TypeScript/JavaScript companion to textprompts for loading and formatting prompt files.
Are you tired of vendors trying to sell you fancy UIs for prompt management that just make your system more confusing and harder to debug? Isn't it nice to just have your prompts next to your code?
But then you worry: Did my formatter change my prompt? Are those spaces at the beginning actually part of the prompt or just indentation?
textprompts solves this elegantly: treat your prompts as text files and keep your linters and formatters away from them. And you get prompt metadata headers for free!

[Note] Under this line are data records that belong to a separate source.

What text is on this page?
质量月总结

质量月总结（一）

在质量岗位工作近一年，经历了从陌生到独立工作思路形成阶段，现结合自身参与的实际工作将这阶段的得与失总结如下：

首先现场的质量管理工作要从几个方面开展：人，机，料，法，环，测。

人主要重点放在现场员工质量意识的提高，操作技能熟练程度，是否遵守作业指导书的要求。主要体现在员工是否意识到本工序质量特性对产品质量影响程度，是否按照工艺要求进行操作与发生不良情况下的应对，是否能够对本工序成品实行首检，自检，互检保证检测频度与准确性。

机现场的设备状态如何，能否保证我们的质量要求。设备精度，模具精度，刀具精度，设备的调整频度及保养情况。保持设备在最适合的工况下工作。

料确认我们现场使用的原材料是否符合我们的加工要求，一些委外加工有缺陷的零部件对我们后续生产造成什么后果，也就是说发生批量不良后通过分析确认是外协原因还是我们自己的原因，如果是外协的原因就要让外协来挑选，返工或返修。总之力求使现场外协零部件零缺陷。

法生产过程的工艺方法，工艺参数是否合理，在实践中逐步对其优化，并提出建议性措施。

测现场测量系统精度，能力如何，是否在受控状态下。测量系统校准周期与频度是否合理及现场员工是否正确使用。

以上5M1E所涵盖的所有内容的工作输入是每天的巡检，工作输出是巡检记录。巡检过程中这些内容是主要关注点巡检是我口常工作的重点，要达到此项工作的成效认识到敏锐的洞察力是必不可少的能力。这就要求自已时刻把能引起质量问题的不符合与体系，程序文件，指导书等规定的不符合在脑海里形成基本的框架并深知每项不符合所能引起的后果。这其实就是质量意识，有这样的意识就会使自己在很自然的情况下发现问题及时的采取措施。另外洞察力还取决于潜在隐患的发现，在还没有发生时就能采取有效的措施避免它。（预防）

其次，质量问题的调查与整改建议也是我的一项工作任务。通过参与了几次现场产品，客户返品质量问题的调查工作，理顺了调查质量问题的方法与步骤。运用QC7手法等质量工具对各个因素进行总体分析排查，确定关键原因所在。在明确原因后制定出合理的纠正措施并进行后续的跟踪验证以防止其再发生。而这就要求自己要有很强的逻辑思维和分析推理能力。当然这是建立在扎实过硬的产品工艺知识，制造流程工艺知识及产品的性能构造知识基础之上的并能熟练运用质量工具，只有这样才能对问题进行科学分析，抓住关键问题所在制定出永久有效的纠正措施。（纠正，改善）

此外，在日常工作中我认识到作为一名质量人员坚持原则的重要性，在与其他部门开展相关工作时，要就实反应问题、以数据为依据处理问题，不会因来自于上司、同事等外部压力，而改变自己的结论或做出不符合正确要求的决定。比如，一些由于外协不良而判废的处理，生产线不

textprompts/core entry point with zero node: imports for Cloudflare Workers, Deno Deploy, Vercel Edge# With npm
npm install textprompts
# With Bun
bun add textprompts
# With pnpm
pnpm add textprompts
Super simple by default - TextPrompts just loads text files with optional metadata:
greeting.txt):---
title = "Customer Greeting"
version = "1.0.0"
description = "Friendly greeting for customer support"
---
Hello {customer_name}!
Welcome to {company_name}. We're here to help you with {issue_type}.
Best regards,
{agent_name}
import { loadPrompt } from "textprompts";
// Just load it - works with or without metadata
const prompt = await loadPrompt("greeting.txt");
// Or use the static method
const alt = await Prompt.fromPath("greeting.txt");
// Use it safely - all placeholders must be provided
const message = prompt.prompt.format({
customer_name: "Alice",
company_name: "ACME Corp",
issue_type: "billing question",
agent_name: "Sarah"
});
console.log(message);
// Or use partial formatting when needed
const partial = prompt.prompt.format(
{ customer_name: "Alice", company_name: "ACME Corp" },
{ skipValidation: true }
);
// Result: "Hello Alice!\n\nWelcome to ACME Corp. We're here to help you with {issue_type}.\n\nBest regards,\n{agent_name}"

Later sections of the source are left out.